Shankar’s death was the second this year, after television journalist Tarun Acharya was killed in Khallikote town of Ganjam district of Odisha on May 27. A stringer for Kanak TV, he had written a news report in the local daily Sambad about the child labour employed by the owner of a cashew processing plant, Shyam Sundar Prusty.  Police said that Prusty employed three persons to kill Acharya, but managed to nab only one of them more than two weeks after local journalists launched a strong protest over the killing.
 
In Guntur district too, local journalists have staged protests over the killing.
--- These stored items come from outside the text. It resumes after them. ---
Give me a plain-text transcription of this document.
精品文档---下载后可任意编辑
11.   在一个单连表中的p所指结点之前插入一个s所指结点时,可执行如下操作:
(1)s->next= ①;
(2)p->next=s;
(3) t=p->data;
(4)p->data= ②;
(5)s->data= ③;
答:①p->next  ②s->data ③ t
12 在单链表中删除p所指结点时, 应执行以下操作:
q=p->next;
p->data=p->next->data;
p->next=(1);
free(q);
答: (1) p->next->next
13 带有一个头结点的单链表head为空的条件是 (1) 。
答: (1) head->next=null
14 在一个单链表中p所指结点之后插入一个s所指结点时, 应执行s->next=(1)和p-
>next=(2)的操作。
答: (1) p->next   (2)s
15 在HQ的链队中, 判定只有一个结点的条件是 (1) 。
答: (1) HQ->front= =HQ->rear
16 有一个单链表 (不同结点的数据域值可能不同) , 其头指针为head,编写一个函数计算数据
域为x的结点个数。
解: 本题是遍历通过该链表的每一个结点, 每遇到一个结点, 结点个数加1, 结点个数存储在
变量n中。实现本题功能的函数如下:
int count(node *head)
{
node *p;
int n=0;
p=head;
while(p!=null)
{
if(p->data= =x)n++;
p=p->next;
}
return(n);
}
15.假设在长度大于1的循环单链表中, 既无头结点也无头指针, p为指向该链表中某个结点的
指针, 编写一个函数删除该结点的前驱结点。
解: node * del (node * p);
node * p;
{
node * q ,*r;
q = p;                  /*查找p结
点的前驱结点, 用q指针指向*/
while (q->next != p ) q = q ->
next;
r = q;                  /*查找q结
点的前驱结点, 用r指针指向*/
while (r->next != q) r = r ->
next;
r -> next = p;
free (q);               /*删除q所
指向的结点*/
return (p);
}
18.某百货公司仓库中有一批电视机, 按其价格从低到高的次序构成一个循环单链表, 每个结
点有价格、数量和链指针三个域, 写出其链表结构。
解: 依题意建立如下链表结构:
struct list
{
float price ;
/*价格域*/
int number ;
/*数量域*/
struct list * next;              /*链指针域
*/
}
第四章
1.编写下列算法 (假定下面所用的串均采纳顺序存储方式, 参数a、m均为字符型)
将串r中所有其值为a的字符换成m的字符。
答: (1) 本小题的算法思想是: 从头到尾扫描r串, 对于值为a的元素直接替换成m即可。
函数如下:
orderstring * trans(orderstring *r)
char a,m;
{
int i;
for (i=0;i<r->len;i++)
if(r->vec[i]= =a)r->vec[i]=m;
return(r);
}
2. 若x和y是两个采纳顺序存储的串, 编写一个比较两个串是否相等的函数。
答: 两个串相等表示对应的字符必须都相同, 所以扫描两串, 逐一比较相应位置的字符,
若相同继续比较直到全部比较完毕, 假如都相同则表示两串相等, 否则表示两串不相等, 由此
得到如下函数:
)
The Indian Journalists Union (IJU), Andhra Pradesh Union of Working Journalists (APUWJ) and Andhra Pradesh Newspaper Employees Federation condemned the murder. Shankar was an activist of the APUWJ and honorary President of the local press club, said the IJU Secretary - General Devulapalli Amar.
 
The IJU statement said that Shankar was killed for his reportage against mafia of illegally selling rationed essential items supplied through Public Distribution System in black market. The organisation demanded that police nab the culprits and that the Government of Andhra Pradesh pay an ex-gratia of Rs. 10 lakhs to the family of the slain journalist.

Meanwhile, the Andhra Pradesh Deputy Chief Minister Nimmakayala China Rajappa ordered a probe into the journalist’s murder.